Il s'agit d'un roman d'éducation sous forme de thriller mais aussi d'un roman réaliste et satirique qui pourrait se rattacher au sous-genre du roman académique cher aux Anglo-saxons. Il a pour cadre, en effet, une petite université de la côte est (dans le Vermont, ce qui ajoute une pointe de ruralité écolo) avec les petites mesquineries de son corps enseignant, la pusillanimité de l'administration soucieuse de sa bonne réputation et ses étudiants qui semblent passer leur temps à boire, fumer et forniquer. Le narrateur, fils de col bleu de la côte ouest (Los Angeles), s'intègre grâce à sa connaissance du grec à un petit groupe de privilégiés qui le fascinent. Privilégiés, ils le sont soit par leur naissance (aristocratie de la Nouvelle-Angleterre) soit par leur fortune, soit par les deux. Ils ont voyagé en Europe, se vêtent en dandys et font ostensiblement bande à part. Une seule femme parmi eux, jumelle de l'un d'eux. le héros en tombe évidemment amoureux mais...Ce petit groupe suit les cours de grec d'un professeur charismatique qui les domine par sa culture, par l'aura que lui donne un passé prestigieux où il a fréquenté écrivains et artistes, par ses liens avec la vieille Europe, c'est à dire Paris, la Toscane et Rome, la Grèce antique, par un anticonformisme moral et esthétique qui frôle parfois la provocation. Il s'avérera "maître des illusions" comme Dionysos dont il célèbre le culte et les cérémonies où naissent des visions et se déchaînent nos forces obscures. Son pouvoir est tel que le petit groupe s'essaiera aux transes dionysiaques dans un mélange de comique (courant en draps blancs, la nuit, dans la forêt du Vermont...), d'enthousiasme au sens étymologique, et de tragique. Pas tout à fait intégré car les autres lui font sentir le fossé social, le narrateur ne participe pas au culte, le narrateur après avoir reconstitué peu à peu les évènements, perdra ses illusions sur ses compagnons, son maître, l'amour et lui-même. C'est cette découverte et cette perte progressives qui sont le ressort dramatique qui tient le lecteur en haleine. En une année il aura connu la folie, le meurtre, le remords et le châtiment, nés d'un enchaînement fatal qui nous ramène à Dionysos et aux Grecs.

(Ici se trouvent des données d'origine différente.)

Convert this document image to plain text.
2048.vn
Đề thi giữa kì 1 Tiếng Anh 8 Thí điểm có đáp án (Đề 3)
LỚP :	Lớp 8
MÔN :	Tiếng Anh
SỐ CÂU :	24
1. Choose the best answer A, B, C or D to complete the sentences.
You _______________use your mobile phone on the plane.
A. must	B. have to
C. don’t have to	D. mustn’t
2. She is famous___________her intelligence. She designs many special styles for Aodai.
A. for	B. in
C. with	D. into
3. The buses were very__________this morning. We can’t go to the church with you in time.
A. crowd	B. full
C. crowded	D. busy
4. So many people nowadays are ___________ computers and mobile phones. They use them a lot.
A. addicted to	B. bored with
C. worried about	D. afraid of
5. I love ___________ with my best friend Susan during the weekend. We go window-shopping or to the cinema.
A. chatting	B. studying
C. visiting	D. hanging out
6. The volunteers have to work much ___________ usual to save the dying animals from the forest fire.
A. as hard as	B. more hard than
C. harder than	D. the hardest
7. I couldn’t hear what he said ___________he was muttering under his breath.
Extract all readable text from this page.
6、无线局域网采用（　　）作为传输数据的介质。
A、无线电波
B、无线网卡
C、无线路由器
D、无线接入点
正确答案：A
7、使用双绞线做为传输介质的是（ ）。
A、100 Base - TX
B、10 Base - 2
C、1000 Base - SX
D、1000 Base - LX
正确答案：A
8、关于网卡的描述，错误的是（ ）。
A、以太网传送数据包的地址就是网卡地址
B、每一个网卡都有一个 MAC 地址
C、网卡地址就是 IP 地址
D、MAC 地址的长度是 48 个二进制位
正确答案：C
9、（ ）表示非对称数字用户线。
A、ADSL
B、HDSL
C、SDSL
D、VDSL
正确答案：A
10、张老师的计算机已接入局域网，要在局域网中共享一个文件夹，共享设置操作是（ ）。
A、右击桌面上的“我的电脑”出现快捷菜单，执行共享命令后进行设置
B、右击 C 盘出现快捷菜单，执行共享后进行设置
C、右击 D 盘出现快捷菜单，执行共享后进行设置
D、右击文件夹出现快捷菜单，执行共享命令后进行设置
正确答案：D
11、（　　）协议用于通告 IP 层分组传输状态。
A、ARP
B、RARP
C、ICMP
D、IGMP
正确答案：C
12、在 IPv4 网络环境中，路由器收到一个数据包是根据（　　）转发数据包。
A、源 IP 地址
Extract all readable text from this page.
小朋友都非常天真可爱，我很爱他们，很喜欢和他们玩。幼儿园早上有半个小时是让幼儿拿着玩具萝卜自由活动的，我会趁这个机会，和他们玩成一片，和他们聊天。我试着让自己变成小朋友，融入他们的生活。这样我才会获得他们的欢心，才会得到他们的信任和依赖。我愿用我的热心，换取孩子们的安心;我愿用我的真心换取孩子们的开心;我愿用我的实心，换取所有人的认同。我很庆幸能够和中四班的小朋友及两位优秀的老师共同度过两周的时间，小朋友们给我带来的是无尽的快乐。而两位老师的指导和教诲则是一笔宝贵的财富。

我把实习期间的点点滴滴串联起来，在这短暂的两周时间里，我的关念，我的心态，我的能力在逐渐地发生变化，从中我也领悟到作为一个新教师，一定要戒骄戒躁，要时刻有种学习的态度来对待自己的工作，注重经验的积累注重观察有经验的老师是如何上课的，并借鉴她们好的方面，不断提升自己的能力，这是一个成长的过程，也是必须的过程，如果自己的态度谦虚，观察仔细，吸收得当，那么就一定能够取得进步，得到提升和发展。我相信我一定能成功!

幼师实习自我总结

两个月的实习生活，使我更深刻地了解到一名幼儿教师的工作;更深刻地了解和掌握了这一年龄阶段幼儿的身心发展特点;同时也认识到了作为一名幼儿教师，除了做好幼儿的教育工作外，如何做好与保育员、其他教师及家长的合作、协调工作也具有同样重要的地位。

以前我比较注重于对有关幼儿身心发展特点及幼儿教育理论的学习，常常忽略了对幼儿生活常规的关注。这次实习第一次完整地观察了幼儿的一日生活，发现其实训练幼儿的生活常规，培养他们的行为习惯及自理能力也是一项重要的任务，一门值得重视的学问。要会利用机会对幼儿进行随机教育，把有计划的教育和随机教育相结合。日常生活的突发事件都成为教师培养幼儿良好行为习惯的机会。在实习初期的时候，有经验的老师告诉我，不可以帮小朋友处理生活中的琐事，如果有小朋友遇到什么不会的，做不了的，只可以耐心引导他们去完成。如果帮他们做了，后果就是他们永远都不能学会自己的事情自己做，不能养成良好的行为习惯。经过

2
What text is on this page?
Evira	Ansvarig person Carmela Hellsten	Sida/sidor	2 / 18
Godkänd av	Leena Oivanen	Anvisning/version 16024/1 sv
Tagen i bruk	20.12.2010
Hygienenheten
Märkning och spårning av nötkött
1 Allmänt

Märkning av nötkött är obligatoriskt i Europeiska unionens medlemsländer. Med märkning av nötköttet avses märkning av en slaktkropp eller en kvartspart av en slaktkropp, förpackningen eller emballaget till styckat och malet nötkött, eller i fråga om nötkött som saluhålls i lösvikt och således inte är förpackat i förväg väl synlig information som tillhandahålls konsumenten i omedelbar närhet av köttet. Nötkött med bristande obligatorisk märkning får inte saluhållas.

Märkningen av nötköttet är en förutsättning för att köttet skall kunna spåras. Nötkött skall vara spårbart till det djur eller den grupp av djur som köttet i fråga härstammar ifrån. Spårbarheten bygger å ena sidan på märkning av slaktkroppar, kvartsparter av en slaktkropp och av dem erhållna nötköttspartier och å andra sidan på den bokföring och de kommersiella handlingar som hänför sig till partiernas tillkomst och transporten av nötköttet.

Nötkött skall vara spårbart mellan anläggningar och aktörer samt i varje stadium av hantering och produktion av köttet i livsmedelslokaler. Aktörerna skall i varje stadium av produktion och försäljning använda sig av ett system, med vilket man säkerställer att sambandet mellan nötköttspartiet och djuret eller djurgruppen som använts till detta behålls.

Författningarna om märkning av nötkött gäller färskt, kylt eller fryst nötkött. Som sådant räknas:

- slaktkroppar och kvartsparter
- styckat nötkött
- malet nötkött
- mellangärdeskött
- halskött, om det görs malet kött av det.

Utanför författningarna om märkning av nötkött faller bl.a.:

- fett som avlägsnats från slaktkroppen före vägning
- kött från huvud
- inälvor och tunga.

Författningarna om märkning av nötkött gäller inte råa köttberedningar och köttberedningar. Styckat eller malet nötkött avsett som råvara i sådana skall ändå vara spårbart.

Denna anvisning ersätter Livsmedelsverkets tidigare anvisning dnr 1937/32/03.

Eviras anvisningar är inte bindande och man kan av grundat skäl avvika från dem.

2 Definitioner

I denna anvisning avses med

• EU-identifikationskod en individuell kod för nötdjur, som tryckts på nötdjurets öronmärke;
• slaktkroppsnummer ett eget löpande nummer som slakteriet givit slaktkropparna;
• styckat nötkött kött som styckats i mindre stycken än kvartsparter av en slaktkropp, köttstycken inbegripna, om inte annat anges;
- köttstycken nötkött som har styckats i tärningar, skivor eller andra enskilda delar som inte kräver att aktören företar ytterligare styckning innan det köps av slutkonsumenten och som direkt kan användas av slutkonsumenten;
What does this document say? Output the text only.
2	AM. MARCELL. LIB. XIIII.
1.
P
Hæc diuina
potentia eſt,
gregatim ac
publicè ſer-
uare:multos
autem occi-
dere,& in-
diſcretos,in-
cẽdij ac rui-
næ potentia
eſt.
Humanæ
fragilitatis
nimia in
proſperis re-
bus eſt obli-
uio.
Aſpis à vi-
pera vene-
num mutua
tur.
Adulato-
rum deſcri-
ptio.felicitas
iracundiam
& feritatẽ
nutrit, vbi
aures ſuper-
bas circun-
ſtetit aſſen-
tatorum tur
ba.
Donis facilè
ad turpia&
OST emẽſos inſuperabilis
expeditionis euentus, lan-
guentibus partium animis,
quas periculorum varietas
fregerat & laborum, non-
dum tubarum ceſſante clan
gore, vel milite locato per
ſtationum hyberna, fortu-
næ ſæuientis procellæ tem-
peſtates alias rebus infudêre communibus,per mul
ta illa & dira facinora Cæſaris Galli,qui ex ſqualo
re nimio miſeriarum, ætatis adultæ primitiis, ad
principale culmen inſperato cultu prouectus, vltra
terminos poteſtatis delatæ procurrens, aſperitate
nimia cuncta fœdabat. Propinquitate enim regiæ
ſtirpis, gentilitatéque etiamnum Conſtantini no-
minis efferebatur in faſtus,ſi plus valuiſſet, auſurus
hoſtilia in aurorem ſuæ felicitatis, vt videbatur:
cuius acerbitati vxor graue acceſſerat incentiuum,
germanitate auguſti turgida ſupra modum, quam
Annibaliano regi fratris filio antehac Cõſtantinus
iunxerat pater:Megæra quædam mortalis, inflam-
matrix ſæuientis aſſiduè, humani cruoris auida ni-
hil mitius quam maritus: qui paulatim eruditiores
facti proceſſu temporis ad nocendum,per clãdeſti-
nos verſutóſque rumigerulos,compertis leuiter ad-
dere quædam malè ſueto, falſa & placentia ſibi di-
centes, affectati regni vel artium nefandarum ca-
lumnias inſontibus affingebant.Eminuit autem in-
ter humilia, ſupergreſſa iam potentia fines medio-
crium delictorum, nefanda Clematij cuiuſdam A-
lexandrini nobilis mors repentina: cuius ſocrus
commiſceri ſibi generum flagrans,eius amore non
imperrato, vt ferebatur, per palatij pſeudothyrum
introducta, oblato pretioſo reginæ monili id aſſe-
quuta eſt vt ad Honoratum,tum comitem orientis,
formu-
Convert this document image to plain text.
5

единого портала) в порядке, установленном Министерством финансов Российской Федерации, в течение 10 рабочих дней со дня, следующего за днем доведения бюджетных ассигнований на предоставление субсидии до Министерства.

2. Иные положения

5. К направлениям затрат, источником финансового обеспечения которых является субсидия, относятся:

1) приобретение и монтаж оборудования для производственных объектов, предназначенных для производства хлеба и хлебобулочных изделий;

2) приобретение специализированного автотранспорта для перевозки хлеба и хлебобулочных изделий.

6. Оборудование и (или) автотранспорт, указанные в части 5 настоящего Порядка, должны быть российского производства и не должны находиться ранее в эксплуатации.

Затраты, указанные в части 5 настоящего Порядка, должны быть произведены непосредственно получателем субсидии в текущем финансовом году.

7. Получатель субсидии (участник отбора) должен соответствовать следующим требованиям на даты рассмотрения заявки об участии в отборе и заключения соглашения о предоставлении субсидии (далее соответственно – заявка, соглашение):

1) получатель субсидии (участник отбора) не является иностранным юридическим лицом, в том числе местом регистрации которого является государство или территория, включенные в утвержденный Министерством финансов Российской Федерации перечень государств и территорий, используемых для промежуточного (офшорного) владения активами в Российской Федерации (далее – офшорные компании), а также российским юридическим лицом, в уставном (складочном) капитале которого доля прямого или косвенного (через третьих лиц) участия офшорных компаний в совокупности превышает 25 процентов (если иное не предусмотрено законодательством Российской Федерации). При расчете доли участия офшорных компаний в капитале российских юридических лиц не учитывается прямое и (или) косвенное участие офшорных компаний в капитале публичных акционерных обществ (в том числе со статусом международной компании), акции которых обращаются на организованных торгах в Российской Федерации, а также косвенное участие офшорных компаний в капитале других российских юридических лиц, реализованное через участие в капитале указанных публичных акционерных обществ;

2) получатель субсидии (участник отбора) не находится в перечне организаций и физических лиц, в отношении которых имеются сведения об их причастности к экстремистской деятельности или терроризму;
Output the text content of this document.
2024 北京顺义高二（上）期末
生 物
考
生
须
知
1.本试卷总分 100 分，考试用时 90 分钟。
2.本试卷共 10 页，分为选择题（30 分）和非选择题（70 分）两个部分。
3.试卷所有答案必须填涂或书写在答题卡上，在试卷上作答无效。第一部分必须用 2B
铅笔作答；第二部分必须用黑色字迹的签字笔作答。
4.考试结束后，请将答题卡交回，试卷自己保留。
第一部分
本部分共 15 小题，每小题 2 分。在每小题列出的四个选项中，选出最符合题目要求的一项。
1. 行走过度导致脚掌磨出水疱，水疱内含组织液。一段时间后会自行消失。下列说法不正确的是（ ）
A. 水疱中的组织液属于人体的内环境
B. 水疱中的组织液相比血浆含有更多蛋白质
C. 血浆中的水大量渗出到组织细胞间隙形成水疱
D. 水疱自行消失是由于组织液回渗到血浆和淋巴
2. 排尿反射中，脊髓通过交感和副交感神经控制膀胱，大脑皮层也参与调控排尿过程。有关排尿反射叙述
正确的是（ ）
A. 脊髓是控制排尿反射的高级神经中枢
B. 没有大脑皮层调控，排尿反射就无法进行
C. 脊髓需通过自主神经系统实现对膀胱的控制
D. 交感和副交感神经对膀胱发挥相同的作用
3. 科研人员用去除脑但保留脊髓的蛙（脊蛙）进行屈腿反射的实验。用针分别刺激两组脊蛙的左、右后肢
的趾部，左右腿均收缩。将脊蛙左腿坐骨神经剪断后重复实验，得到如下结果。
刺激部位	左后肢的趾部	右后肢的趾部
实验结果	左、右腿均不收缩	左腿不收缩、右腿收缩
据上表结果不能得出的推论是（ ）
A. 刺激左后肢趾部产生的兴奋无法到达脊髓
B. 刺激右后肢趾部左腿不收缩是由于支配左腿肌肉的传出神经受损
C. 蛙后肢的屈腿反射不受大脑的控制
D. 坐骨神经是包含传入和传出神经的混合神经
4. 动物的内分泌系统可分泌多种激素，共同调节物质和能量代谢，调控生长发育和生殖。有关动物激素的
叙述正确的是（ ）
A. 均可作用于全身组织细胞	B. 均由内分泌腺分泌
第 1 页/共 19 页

Un grand roman qui remplira les après-midis pluvieuses de cet été pourri et vous donnera peut-être envie de lire Le petit copain , autre roman d'éducation où 2 mois de vacances font mûrir une fillette surdouée dans le Deep South (On pense à Frankie Adams de Carson McCullers, mais c'est mieux) et même Le chardonneret, ne fût-ce que pour le long épisode se déroulant à Las Vegas comme vous ne l'aurez jamais vue...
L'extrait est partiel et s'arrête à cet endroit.